What often isn't explored in scenarios where the Texians lose at San Jacinto is that General Pendleton Gaines was in Louisiana on the east bank of the Sabine river with the 6th US infantry and some number of dragoons. He had given a wink and a nod to "desertions" for some of the volunteers in the Texas army. The border between Texas and the US was not clearly defined. Had Santa Anna continued eastward, there's legitimate speculation whether that would have triggered a response from the US Army, ostensibly to safeguard the thousands of Americans caught up in the runaway scrape, as Gaines' order was to protect the border's tranquility from Indian attacks.
There's this little gem, which I found on ancestry dot com. At the moment, I don't know if it actually matches the reality of the situation, but it wouldn't surprise me if there was more to Gaines' proximity to the border than simply "protecting the tranquility of the border".
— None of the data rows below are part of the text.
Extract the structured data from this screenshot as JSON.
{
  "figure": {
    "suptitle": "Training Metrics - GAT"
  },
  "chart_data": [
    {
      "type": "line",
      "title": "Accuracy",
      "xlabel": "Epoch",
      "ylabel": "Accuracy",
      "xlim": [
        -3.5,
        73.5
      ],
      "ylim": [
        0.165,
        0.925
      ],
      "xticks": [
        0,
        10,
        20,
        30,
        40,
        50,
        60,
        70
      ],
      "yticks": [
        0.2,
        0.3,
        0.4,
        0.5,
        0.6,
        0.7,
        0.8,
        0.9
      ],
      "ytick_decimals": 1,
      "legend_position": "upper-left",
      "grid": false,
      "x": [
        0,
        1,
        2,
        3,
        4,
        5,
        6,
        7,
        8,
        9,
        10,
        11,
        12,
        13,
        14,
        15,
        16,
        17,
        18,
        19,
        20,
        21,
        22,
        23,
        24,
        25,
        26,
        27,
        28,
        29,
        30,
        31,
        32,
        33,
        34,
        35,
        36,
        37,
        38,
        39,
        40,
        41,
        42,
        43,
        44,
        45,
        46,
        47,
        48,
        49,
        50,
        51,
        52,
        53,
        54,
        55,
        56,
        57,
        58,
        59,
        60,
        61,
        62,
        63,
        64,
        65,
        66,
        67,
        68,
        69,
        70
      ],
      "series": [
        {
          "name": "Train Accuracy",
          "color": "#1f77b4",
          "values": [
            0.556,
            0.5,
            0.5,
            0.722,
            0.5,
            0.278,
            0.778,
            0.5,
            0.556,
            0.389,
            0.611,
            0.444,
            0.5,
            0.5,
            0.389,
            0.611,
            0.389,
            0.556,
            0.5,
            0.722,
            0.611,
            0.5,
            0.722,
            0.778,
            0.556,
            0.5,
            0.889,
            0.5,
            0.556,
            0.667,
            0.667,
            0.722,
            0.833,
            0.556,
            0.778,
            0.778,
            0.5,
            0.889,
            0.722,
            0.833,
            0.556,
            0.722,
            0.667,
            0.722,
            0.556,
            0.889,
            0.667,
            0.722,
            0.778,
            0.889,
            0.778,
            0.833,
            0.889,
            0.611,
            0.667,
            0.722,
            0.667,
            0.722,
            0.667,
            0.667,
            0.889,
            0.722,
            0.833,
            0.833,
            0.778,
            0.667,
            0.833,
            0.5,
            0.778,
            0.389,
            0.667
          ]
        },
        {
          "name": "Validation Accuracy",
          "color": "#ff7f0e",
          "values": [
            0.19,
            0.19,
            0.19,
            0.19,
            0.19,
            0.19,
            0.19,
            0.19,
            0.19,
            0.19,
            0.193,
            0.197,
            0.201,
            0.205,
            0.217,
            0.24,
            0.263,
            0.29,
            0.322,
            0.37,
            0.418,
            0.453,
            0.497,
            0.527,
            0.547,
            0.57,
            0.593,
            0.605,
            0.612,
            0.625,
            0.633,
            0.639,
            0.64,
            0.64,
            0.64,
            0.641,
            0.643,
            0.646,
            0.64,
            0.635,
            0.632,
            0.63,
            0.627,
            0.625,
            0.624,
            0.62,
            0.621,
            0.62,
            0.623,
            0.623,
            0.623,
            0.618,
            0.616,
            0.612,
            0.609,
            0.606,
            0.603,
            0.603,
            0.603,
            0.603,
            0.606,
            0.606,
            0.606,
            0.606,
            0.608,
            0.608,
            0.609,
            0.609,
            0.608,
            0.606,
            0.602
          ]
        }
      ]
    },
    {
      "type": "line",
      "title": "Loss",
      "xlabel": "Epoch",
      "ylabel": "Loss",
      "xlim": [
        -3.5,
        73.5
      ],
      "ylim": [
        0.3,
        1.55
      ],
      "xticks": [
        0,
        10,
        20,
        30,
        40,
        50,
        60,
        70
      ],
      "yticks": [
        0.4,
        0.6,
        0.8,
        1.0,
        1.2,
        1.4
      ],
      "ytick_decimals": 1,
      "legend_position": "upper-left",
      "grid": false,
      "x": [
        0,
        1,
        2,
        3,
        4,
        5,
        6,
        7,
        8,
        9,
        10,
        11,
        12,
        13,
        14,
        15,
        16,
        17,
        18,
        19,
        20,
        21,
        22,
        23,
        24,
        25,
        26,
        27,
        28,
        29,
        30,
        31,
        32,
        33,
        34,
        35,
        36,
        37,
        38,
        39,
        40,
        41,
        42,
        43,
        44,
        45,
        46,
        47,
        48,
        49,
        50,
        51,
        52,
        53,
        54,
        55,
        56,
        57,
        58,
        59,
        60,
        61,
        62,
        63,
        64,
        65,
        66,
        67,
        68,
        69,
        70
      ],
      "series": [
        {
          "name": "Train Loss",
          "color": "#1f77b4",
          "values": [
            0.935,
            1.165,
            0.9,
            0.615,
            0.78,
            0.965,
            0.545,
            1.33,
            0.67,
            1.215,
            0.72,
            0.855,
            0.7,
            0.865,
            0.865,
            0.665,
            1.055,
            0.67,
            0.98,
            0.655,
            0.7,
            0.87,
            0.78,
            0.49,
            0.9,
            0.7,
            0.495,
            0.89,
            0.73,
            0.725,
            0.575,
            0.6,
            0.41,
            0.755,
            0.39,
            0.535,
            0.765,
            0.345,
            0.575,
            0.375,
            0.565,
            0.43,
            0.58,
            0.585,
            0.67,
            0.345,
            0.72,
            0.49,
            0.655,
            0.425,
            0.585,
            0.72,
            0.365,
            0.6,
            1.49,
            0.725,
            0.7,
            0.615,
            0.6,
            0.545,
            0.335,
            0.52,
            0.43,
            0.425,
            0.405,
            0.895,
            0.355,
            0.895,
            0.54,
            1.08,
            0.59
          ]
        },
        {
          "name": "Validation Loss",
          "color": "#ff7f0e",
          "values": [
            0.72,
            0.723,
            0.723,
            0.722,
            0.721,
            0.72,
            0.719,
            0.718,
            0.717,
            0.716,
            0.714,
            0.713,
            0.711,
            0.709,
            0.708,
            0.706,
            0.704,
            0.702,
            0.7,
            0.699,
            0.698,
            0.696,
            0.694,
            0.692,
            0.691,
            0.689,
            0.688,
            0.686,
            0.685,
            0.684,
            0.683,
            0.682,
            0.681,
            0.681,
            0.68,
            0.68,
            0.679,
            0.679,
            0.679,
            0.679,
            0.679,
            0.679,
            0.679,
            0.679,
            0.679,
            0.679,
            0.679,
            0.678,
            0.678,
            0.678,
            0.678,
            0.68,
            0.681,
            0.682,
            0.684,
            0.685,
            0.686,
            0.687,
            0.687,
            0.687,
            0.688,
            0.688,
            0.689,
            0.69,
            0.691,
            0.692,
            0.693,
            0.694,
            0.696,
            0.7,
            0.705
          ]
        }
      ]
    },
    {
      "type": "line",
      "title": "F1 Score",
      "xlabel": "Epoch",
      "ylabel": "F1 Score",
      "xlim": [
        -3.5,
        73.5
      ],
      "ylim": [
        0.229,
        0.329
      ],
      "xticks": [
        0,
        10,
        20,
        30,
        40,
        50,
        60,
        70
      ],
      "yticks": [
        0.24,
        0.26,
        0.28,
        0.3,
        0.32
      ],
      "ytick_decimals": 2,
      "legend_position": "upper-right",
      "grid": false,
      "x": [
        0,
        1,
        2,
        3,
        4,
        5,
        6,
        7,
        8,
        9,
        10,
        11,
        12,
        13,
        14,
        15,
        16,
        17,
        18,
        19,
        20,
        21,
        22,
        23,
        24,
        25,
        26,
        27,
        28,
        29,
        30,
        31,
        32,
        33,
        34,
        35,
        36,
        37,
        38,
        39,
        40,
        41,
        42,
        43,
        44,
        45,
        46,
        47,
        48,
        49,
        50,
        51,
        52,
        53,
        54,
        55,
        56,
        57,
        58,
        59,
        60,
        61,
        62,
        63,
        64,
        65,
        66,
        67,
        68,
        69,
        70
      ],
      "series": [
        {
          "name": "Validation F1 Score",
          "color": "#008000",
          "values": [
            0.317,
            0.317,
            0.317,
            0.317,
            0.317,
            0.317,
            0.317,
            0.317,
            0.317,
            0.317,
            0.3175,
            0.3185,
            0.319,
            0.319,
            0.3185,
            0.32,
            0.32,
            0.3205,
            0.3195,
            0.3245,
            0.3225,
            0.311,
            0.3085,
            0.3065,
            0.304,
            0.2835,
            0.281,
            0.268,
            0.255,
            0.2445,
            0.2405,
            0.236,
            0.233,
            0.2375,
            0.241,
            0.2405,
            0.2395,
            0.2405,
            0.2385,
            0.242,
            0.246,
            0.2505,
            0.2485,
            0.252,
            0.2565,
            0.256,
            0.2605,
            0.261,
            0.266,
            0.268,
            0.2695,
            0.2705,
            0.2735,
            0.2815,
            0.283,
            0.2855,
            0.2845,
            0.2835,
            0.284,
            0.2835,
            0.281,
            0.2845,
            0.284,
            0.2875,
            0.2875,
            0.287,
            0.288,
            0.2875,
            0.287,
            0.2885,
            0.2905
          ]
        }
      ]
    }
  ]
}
Francis T. Duffau, for example, a member of John A. Quitman'sqv company of Mississippi volunteers, claimed to have had documentary proof that President Andrew Jackson had assured Sam Houston that if the Mexican army were to cross the Trinity River, Gaines and his army would come to the Texans' aid. Historian Henderson Yoakum wrote that Gaines ordered Col. William Whistler and elements of the Seventh United States Infantry to the Nacogdoches area to suppress Indian hostilities, thus freeing Houston's army to deal with the Mexican invasion.